4. Belanghebbende stelt dat in het onderhavige geval de zoon al zijn inkomsten besteedde aan reiskosten (brommer, benzine, verzekeringen), lunch, kleding, ziekenfonds, leefgeld (uitgaan, roken) en vakantie. Belanghebbende heeft deze uitgaven niet nader gespecificeerd en desgevraagd verklaard daartoe ook niet in staat te zijn. Voorts stelt belanghebbende dat de zoon voor het overige niet in zijn levensonderhoud kon voorzien en dat hij, belanghebbende, daarom deze kosten voor zijn rekening nam. De inspecteur bestrijdt dat de zoon niet in zijn levensonderhoud kon voorzien. Tegenover de weerspreking door de inspecteur heeft belanghebbende naar 's Hofs oordeel niet aannemelijk gemaakt dat de zoon niet over voldoende middelen beschikte om zelf in zijn levensonderhoud te voorzien. Met name heeft belanghebbende niet aannemelijk gemaakt dat alle door hem gestelde uitgaven van de zoon noodzakelijk waren voor diens levensonderhoud en de zoon deswege niet in staat was bij te dragen in de extra huishoudelijke kosten die door het inwonen van de zoon werden opgeroepen. Daaraan doet niet af dat de inkomsten van de zoon - naar belanghebbende stelt - onvoldoende waren om zelfstandig een huishouding te voeren, nu de zoon juist niet zelfstandig een huishouding voerde, maar gezamenlijk met belanghebbende.
5. Belanghebbende heeft er nog op gewezen dat de inspecteur hem voor het laatste kwartaal van 1999 wel een aftrek van kosten van levensonderhoud van zijn zoon B heeft toegestaan, hoewel hij geen specificatie kon geven van die kosten. Niet gesteld of gebleken is dat deze zoon in dat kwartaal in dezelfde inkomenssituatie verkeerde als A in het onderhavige jaar 2000, althans dat de inspecteur daarvan op de hoogte was. Onder die omstandigheden kan belanghebbende aan de beslissing van de inspecteur voor het jaar 1999 niet het in rechte te beschermen vertrouwen ontlenen dat de inspecteur ook de thans in geding zijnde aftrek in het jaar 2000 zou verlenen.

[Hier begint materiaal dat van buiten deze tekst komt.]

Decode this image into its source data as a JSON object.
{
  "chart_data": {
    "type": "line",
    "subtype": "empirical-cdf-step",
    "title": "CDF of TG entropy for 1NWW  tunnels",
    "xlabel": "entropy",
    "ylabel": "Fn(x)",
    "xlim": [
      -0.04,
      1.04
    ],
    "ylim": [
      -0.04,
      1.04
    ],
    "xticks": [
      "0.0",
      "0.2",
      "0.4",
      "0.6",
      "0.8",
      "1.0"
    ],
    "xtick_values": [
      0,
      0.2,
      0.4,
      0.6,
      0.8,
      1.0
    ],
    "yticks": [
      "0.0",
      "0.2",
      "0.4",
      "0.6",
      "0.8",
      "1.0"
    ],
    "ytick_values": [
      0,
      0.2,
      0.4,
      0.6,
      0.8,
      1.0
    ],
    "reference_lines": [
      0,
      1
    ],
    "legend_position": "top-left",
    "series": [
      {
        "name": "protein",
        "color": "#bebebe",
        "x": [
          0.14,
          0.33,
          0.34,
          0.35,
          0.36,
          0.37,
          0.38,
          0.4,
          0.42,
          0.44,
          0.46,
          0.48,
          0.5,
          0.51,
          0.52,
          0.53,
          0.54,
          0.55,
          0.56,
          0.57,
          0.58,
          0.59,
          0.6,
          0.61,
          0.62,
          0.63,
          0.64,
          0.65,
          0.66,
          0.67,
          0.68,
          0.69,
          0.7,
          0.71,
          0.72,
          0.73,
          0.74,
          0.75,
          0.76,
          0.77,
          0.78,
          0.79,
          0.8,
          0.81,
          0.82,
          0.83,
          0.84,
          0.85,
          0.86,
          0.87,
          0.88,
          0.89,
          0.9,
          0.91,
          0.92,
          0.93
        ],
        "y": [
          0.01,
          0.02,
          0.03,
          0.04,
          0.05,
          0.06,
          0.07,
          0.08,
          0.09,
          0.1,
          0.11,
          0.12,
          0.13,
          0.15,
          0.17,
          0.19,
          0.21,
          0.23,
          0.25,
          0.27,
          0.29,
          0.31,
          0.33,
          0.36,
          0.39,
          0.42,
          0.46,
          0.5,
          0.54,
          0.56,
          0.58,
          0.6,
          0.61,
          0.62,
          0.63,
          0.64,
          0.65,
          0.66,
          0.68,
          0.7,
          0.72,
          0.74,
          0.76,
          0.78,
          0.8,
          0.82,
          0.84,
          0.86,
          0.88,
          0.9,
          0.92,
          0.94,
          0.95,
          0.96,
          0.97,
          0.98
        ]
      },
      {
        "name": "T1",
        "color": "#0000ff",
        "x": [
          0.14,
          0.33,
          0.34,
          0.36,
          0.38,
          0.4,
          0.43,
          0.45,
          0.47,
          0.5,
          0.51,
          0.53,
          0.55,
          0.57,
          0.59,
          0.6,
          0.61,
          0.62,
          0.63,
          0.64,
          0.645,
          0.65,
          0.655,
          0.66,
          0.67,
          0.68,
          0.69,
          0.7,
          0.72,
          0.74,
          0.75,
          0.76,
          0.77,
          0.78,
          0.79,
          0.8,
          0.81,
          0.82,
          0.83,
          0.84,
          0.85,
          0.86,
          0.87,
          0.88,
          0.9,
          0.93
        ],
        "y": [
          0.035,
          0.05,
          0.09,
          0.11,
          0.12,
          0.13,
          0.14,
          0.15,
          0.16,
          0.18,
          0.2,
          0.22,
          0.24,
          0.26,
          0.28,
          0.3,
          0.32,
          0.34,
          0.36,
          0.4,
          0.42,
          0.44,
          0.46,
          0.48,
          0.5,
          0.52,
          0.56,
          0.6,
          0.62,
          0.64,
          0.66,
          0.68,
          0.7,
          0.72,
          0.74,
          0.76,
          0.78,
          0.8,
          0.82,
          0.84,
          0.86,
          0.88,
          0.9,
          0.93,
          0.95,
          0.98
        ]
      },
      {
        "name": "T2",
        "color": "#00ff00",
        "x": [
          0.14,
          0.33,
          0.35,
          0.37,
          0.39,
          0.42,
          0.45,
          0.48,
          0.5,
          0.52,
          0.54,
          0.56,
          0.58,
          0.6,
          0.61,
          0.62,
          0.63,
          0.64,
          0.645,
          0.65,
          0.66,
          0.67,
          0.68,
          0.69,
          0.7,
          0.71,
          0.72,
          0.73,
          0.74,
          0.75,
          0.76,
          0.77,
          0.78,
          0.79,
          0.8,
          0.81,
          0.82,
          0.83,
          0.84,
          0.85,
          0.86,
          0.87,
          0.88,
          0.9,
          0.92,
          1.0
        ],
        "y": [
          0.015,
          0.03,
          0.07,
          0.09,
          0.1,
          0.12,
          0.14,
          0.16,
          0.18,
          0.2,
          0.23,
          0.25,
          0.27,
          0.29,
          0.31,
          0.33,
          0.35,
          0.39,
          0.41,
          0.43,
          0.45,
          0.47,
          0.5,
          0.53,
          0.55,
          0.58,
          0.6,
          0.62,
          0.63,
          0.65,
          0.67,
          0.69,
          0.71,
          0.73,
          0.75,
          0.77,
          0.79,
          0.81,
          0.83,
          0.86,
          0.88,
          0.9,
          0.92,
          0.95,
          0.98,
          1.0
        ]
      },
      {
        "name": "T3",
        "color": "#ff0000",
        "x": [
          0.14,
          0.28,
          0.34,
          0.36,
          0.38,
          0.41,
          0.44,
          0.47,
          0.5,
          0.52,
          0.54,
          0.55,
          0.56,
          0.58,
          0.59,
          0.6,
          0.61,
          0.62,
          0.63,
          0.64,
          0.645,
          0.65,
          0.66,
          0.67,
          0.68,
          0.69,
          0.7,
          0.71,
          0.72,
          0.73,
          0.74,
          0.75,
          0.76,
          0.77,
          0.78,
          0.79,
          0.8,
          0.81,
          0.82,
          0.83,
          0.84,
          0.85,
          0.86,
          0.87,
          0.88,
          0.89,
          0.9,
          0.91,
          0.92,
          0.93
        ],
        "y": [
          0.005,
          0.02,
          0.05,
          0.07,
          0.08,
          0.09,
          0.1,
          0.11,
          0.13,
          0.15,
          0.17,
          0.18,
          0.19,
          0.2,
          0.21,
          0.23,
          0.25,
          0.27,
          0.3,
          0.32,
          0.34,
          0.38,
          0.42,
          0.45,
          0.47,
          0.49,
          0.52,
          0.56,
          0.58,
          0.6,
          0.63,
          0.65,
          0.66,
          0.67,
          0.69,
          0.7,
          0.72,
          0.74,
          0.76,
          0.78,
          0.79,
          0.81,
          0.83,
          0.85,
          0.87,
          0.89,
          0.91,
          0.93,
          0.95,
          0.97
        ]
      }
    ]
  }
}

6. Het vorenoverwogene leidt tot de slotsom dat het beroep ongegrond is.
Proceskosten
Nu belanghebbende in het ongelijk wordt gesteld en zich overigens geen bijzondere omstandigheden hebben voorgedaan, acht het Hof geen termen aanwezig voor een veroordeling van een partij in de proceskosten als bedoeld in artikel 8:75 van de Algemene wet bestuursrecht.
De uitspraak is gedaan op 20 januari 2003 door mr. Van de Merwe, lid van de belastingkamer, in tegenwoordigheid van mr. Thijssen als griffier. De beslissing is op dezelfde dag ter openbare zitting uitgesproken.

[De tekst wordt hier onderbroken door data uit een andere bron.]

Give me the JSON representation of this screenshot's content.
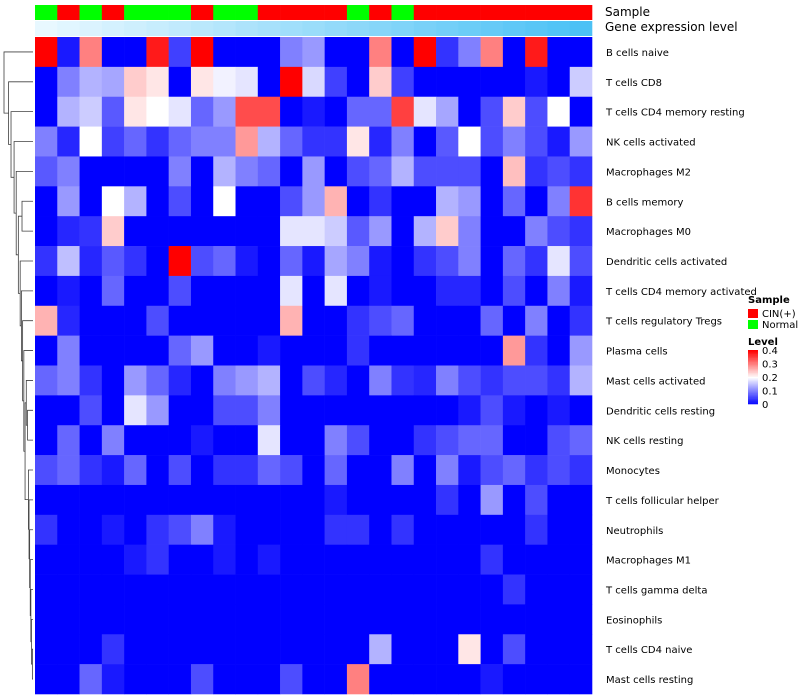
{
  "chart_data": {
    "type": "heatmap",
    "title": "",
    "annotation_labels": {
      "sample": "Sample",
      "expression": "Gene expression level"
    },
    "sample_groups": [
      "Normal",
      "CIN(+)",
      "Normal",
      "CIN(+)",
      "Normal",
      "Normal",
      "Normal",
      "CIN(+)",
      "Normal",
      "Normal",
      "CIN(+)",
      "CIN(+)",
      "CIN(+)",
      "CIN(+)",
      "Normal",
      "CIN(+)",
      "Normal",
      "CIN(+)",
      "CIN(+)",
      "CIN(+)",
      "CIN(+)",
      "CIN(+)",
      "CIN(+)",
      "CIN(+)",
      "CIN(+)"
    ],
    "expression_levels": [
      0.0,
      0.04,
      0.08,
      0.12,
      0.16,
      0.2,
      0.24,
      0.28,
      0.32,
      0.36,
      0.4,
      0.44,
      0.48,
      0.52,
      0.56,
      0.6,
      0.64,
      0.68,
      0.72,
      0.76,
      0.8,
      0.84,
      0.88,
      0.92,
      0.96
    ],
    "row_labels": [
      "B cells naive",
      "T cells CD8",
      "T cells CD4 memory resting",
      "NK cells activated",
      "Macrophages M2",
      "B cells memory",
      "Macrophages M0",
      "Dendritic cells activated",
      "T cells CD4 memory activated",
      "T cells regulatory  Tregs",
      "Plasma cells",
      "Mast cells activated",
      "Dendritic cells resting",
      "NK cells resting",
      "Monocytes",
      "T cells follicular helper",
      "Neutrophils",
      "Macrophages M1",
      "T cells gamma delta",
      "Eosinophils",
      "T cells CD4 naive",
      "Mast cells resting"
    ],
    "values": [
      [
        0.4,
        0.02,
        0.3,
        0.0,
        0.0,
        0.38,
        0.05,
        0.4,
        0.0,
        0.0,
        0.0,
        0.1,
        0.12,
        0.0,
        0.0,
        0.3,
        0.0,
        0.4,
        0.04,
        0.1,
        0.3,
        0.0,
        0.38,
        0.0,
        0.0
      ],
      [
        0.0,
        0.1,
        0.14,
        0.13,
        0.24,
        0.22,
        0.0,
        0.22,
        0.19,
        0.18,
        0.0,
        0.4,
        0.17,
        0.05,
        0.0,
        0.24,
        0.05,
        0.0,
        0.0,
        0.0,
        0.0,
        0.0,
        0.02,
        0.0,
        0.16
      ],
      [
        0.0,
        0.14,
        0.16,
        0.07,
        0.22,
        0.2,
        0.18,
        0.08,
        0.12,
        0.34,
        0.34,
        0.0,
        0.02,
        0.0,
        0.08,
        0.08,
        0.35,
        0.18,
        0.13,
        0.0,
        0.06,
        0.24,
        0.06,
        0.2,
        0.0
      ],
      [
        0.1,
        0.03,
        0.2,
        0.05,
        0.08,
        0.04,
        0.08,
        0.1,
        0.1,
        0.28,
        0.14,
        0.08,
        0.04,
        0.04,
        0.22,
        0.03,
        0.1,
        0.0,
        0.07,
        0.2,
        0.06,
        0.1,
        0.06,
        0.02,
        0.12
      ],
      [
        0.07,
        0.1,
        0.0,
        0.0,
        0.0,
        0.0,
        0.1,
        0.0,
        0.14,
        0.1,
        0.08,
        0.0,
        0.12,
        0.0,
        0.06,
        0.08,
        0.14,
        0.06,
        0.06,
        0.06,
        0.0,
        0.25,
        0.04,
        0.06,
        0.04
      ],
      [
        0.0,
        0.12,
        0.0,
        0.2,
        0.14,
        0.0,
        0.06,
        0.0,
        0.2,
        0.0,
        0.0,
        0.06,
        0.12,
        0.26,
        0.0,
        0.04,
        0.0,
        0.0,
        0.14,
        0.12,
        0.0,
        0.08,
        0.0,
        0.1,
        0.36
      ],
      [
        0.0,
        0.03,
        0.04,
        0.24,
        0.0,
        0.0,
        0.0,
        0.0,
        0.0,
        0.0,
        0.0,
        0.18,
        0.18,
        0.16,
        0.07,
        0.12,
        0.0,
        0.14,
        0.24,
        0.1,
        0.0,
        0.0,
        0.1,
        0.06,
        0.04
      ],
      [
        0.04,
        0.15,
        0.03,
        0.07,
        0.04,
        0.0,
        0.4,
        0.06,
        0.08,
        0.02,
        0.0,
        0.08,
        0.02,
        0.13,
        0.1,
        0.02,
        0.0,
        0.04,
        0.06,
        0.1,
        0.0,
        0.08,
        0.04,
        0.18,
        0.06
      ],
      [
        0.0,
        0.02,
        0.0,
        0.08,
        0.0,
        0.0,
        0.06,
        0.0,
        0.0,
        0.0,
        0.0,
        0.18,
        0.0,
        0.18,
        0.0,
        0.02,
        0.0,
        0.0,
        0.03,
        0.03,
        0.0,
        0.06,
        0.0,
        0.1,
        0.02
      ],
      [
        0.26,
        0.03,
        0.0,
        0.0,
        0.0,
        0.06,
        0.0,
        0.0,
        0.0,
        0.0,
        0.0,
        0.26,
        0.0,
        0.0,
        0.04,
        0.06,
        0.08,
        0.0,
        0.0,
        0.0,
        0.08,
        0.0,
        0.1,
        0.0,
        0.04
      ],
      [
        0.0,
        0.1,
        0.0,
        0.0,
        0.0,
        0.0,
        0.08,
        0.12,
        0.0,
        0.0,
        0.02,
        0.0,
        0.0,
        0.0,
        0.04,
        0.0,
        0.0,
        0.0,
        0.0,
        0.0,
        0.0,
        0.28,
        0.04,
        0.0,
        0.12
      ],
      [
        0.08,
        0.1,
        0.04,
        0.0,
        0.12,
        0.08,
        0.03,
        0.0,
        0.1,
        0.12,
        0.14,
        0.0,
        0.06,
        0.03,
        0.0,
        0.1,
        0.04,
        0.03,
        0.1,
        0.06,
        0.04,
        0.06,
        0.06,
        0.04,
        0.14
      ],
      [
        0.0,
        0.0,
        0.06,
        0.0,
        0.18,
        0.12,
        0.0,
        0.0,
        0.06,
        0.06,
        0.1,
        0.0,
        0.0,
        0.0,
        0.0,
        0.0,
        0.0,
        0.0,
        0.0,
        0.02,
        0.06,
        0.02,
        0.0,
        0.02,
        0.0
      ],
      [
        0.0,
        0.08,
        0.0,
        0.1,
        0.0,
        0.0,
        0.0,
        0.02,
        0.0,
        0.0,
        0.18,
        0.0,
        0.0,
        0.1,
        0.06,
        0.0,
        0.0,
        0.04,
        0.06,
        0.08,
        0.08,
        0.0,
        0.0,
        0.06,
        0.08
      ],
      [
        0.06,
        0.08,
        0.04,
        0.02,
        0.08,
        0.0,
        0.06,
        0.0,
        0.04,
        0.04,
        0.08,
        0.06,
        0.0,
        0.08,
        0.0,
        0.0,
        0.1,
        0.0,
        0.1,
        0.02,
        0.06,
        0.08,
        0.04,
        0.06,
        0.04
      ],
      [
        0.0,
        0.0,
        0.0,
        0.0,
        0.0,
        0.0,
        0.0,
        0.0,
        0.0,
        0.0,
        0.0,
        0.0,
        0.0,
        0.02,
        0.0,
        0.0,
        0.0,
        0.0,
        0.04,
        0.0,
        0.12,
        0.0,
        0.06,
        0.0,
        0.0
      ],
      [
        0.04,
        0.0,
        0.0,
        0.02,
        0.0,
        0.04,
        0.06,
        0.1,
        0.02,
        0.0,
        0.0,
        0.0,
        0.0,
        0.04,
        0.04,
        0.0,
        0.04,
        0.0,
        0.0,
        0.0,
        0.0,
        0.0,
        0.04,
        0.0,
        0.0
      ],
      [
        0.0,
        0.0,
        0.0,
        0.0,
        0.02,
        0.04,
        0.0,
        0.0,
        0.02,
        0.0,
        0.02,
        0.0,
        0.0,
        0.0,
        0.0,
        0.0,
        0.0,
        0.0,
        0.0,
        0.0,
        0.04,
        0.0,
        0.0,
        0.0,
        0.0
      ],
      [
        0.0,
        0.0,
        0.0,
        0.0,
        0.0,
        0.0,
        0.0,
        0.0,
        0.0,
        0.0,
        0.0,
        0.0,
        0.0,
        0.0,
        0.0,
        0.0,
        0.0,
        0.0,
        0.0,
        0.0,
        0.0,
        0.04,
        0.0,
        0.0,
        0.0
      ],
      [
        0.0,
        0.0,
        0.0,
        0.0,
        0.0,
        0.0,
        0.0,
        0.0,
        0.0,
        0.0,
        0.0,
        0.0,
        0.0,
        0.0,
        0.0,
        0.0,
        0.0,
        0.0,
        0.0,
        0.0,
        0.0,
        0.0,
        0.0,
        0.0,
        0.0
      ],
      [
        0.0,
        0.0,
        0.0,
        0.04,
        0.0,
        0.0,
        0.0,
        0.0,
        0.0,
        0.0,
        0.0,
        0.0,
        0.0,
        0.0,
        0.0,
        0.14,
        0.0,
        0.0,
        0.0,
        0.22,
        0.0,
        0.06,
        0.0,
        0.0,
        0.0
      ],
      [
        0.0,
        0.0,
        0.08,
        0.02,
        0.0,
        0.0,
        0.0,
        0.06,
        0.0,
        0.0,
        0.0,
        0.06,
        0.0,
        0.0,
        0.3,
        0.0,
        0.0,
        0.0,
        0.0,
        0.0,
        0.02,
        0.0,
        0.0,
        0.0,
        0.0
      ]
    ],
    "color_scale": {
      "min": 0,
      "mid": 0.2,
      "max": 0.4,
      "low_color": "#0000ff",
      "mid_color": "#ffffff",
      "high_color": "#ff0000"
    },
    "expression_scale": {
      "low_color": "#e8f8ff",
      "high_color": "#45bff5"
    },
    "legend": {
      "sample_title": "Sample",
      "sample_items": [
        {
          "label": "CIN(+)",
          "color": "#ff0000"
        },
        {
          "label": "Normal",
          "color": "#00ff00"
        }
      ],
      "level_title": "Level",
      "level_ticks": [
        {
          "value": 0.4,
          "label": "0.4"
        },
        {
          "value": 0.3,
          "label": "0.3"
        },
        {
          "value": 0.2,
          "label": "0.2"
        },
        {
          "value": 0.1,
          "label": "0.1"
        },
        {
          "value": 0.0,
          "label": "0"
        }
      ]
    },
    "dendrogram": {
      "merges": [
        [
          20,
          21
        ],
        [
          19,
          -1
        ],
        [
          18,
          -2
        ],
        [
          17,
          -3
        ],
        [
          16,
          -4
        ],
        [
          15,
          -5
        ],
        [
          14,
          -6
        ],
        [
          12,
          13
        ],
        [
          11,
          -8
        ],
        [
          -7,
          -9
        ],
        [
          10,
          -10
        ],
        [
          9,
          -11
        ],
        [
          8,
          -12
        ],
        [
          7,
          -13
        ],
        [
          5,
          6
        ],
        [
          -14,
          -15
        ],
        [
          4,
          -16
        ],
        [
          3,
          -17
        ],
        [
          2,
          -18
        ],
        [
          1,
          -19
        ],
        [
          0,
          -20
        ]
      ],
      "heights": [
        0.02,
        0.05,
        0.07,
        0.09,
        0.11,
        0.13,
        0.15,
        0.18,
        0.22,
        0.26,
        0.3,
        0.34,
        0.38,
        0.42,
        0.36,
        0.48,
        0.55,
        0.62,
        0.72,
        0.8,
        0.95
      ]
    }
  }
}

Waarvan is opgemaakt dit proces-verbaal door het lid van de belastingkamer en de griffier ondertekend.
Het Hof heeft geen bezwaar tegen afgifte door de griffier van een afschrift van het proces-verbaal in geanonimiseerde vorm.

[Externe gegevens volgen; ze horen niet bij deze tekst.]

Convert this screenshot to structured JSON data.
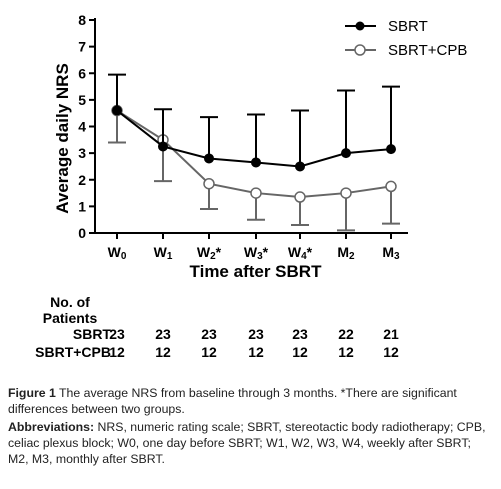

U kunt binnen vier weken na de verzenddatum van dit proces-verbaal het Gerechtshof schriftelijk verzoeken de mondelinge uitspraak te vervangen door een schriftelijke. Voor het verkrijgen van een schriftelijke uitspraak is een griffierecht verschuldigd. Na het verzoek tot vervanging ontvangt U van de griffier een nota griffierecht.
De vervanging van een mondelinge uitspraak door een schriftelijke strekt ertoe de mondelinge uitspraak in een andere vorm vast te leggen. Het Gerechtshof mag daarbij de gedane uitspraak niet aan een heroverweging onderwerpen.
Uitsluitend tegen een schriftelijke uitspraak van het Gerechtshof staat beroep in cassatie open bij de Hoge Raad der Nederlanden. Daarvoor is eveneens een griffierecht verschuldigd. Het ter verkrijging van een schriftelijke uitspraak betaalde griffierecht wordt door de griffier van de Hoge Raad in mindering gebracht op het voor beroep in cassatie verschuldigde recht.